Abstract Background Increased uric acid levels have been known to be associated with different cardiovascular and renal diseases. Over the last few years, several studies have examined the role of urate-lowering therapy (ULT) in hypertension and Major Adverse Cardiac Events (MACE) and results are pointing to a potential role of elevated serum uric acid as an emerging independent cardiovascular risk factor. Objective To determine if urate-lowering therapy (Febuxostat vs Allopurinol) has an association on blood pressure and MACE among adult patients with hyperuricemia. Methodology Randomized controlled trials with outcomes of blood pressure, all-cause mortality, myocardial infarction, and stroke were searched through PubMed and Cochrane database.

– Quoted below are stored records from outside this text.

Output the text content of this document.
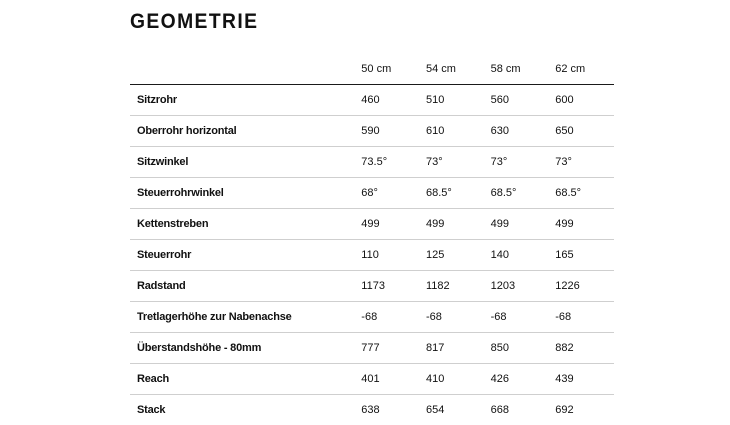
GEOMETRIE
	50 cm	54 cm	58 cm	62 cm
Sitzrohr	460	510	560	600
Oberrohr horizontal	590	610	630	650
Sitzwinkel	73.5°	73°	73°	73°
Steuerrohrwinkel	68°	68.5°	68.5°	68.5°
Kettenstreben	499	499	499	499
Steuerrohr	110	125	140	165
Radstand	1173	1182	1203	1226
Tretlagerhöhe zur Nabenachse	-68	-68	-68	-68
Überstandshöhe - 80mm	777	817	850	882
Reach	401	410	426	439
Stack	638	654	668	692
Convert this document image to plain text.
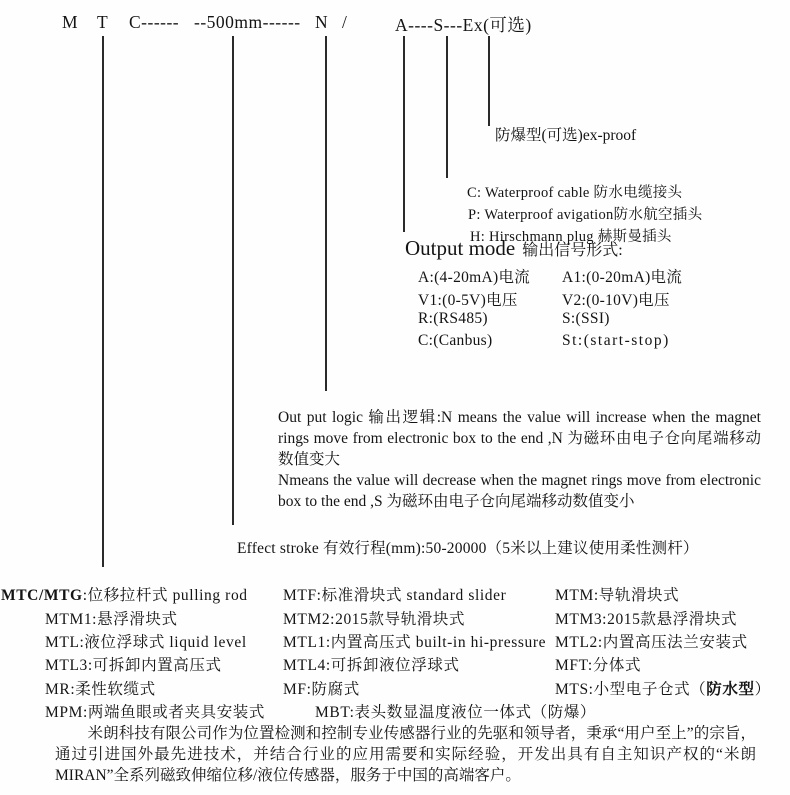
M T C------ --500mm------ N /	A----S---Ex(可选)
防爆型(可选)ex-proof
C: Waterproof cable 防水电缆接头
P: Waterproof avigation防水航空插头
H: Hirschmann plug 赫斯曼插头
Output mode 输出信号形式:
A:(4-20mA)电流 A1:(0-20mA)电流
V1:(0-5V)电压	V2:(0-10V)电压
R:(RS485)	S:(SSI)
C:(Canbus)	St:(start-stop)

Out put logic 输出逻辑:N means the value will increase when the magnet rings move from electronic box to the end ,N 为磁环由电子仓向尾端移动数值变大

Nmeans the value will decrease when the magnet rings move from electronic box to the end ,S 为磁环由电子仓向尾端移动数值变小

Effect stroke 有效行程(mm):50-20000（5米以上建议使用柔性测杆）
MTC/MTG:位移拉杆式 pulling rod MTF:标准滑块式 standard slider	MTM:导轨滑块式
MTM1:悬浮滑块式	MTM2:2015款导轨滑块式	MTM3:2015款悬浮滑块式
MTL:液位浮球式 liquid level MTL1:内置高压式 built-in hi-pressure MTL2:内置高压法兰安装式
MTL3:可拆卸内置高压式	MTL4:可拆卸液位浮球式	MFT:分体式
MR:柔性软缆式	MF:防腐式	MTS:小型电子仓式（防水型）
MPM:两端鱼眼或者夹具安装式	MBT:表头数显温度液位一体式（防爆）
米朗科技有限公司作为位置检测和控制专业传感器行业的先驱和领导者，秉承“用户至上”的宗旨，通过引进国外最先进技术，并结合行业的应用需要和实际经验，开发出具有自主知识产权的“米朗 MIRAN”全系列磁致伸缩位移/液位传感器，服务于中国的高端客户。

Results Pooled analysis of studies on hyperuricemic patients showed that Febuxostat 40 mg has no significant difference compared with Allopurinol 100/300mg with respect to lowering diastolic (MD -0.56 with 95% CI of -4.28 to 3.15) and systolic blood pressure (MD -0.72 with 95% CI of -4.87 to 6.31). No significant differences were also noted on all-cause mortality (OR 1.21 with 95% CI of 0.35 to 4.12) and myocardial infarction (MI) (OR 1.38 with 95% CI of 0.19 to 9.94). Outcomes on non-fatal stroke were only reported by Becker, et. al (2010) with only 2 events reported in the Febuxostat 80 mg group (0.26%) and no event in the Allopurinol group (CI= 0.082 to 1.155). Conclusion The results of this meta-analysis showed that urate-lowering therapy (Febuxostat vs Allopurinol) has no significant association on blood pressure among adult patients with hyperuricemia. No significant association was also found with respect to all-cause mortality and MI. Outcomes on stroke were inconclusive since only one study reported on its events.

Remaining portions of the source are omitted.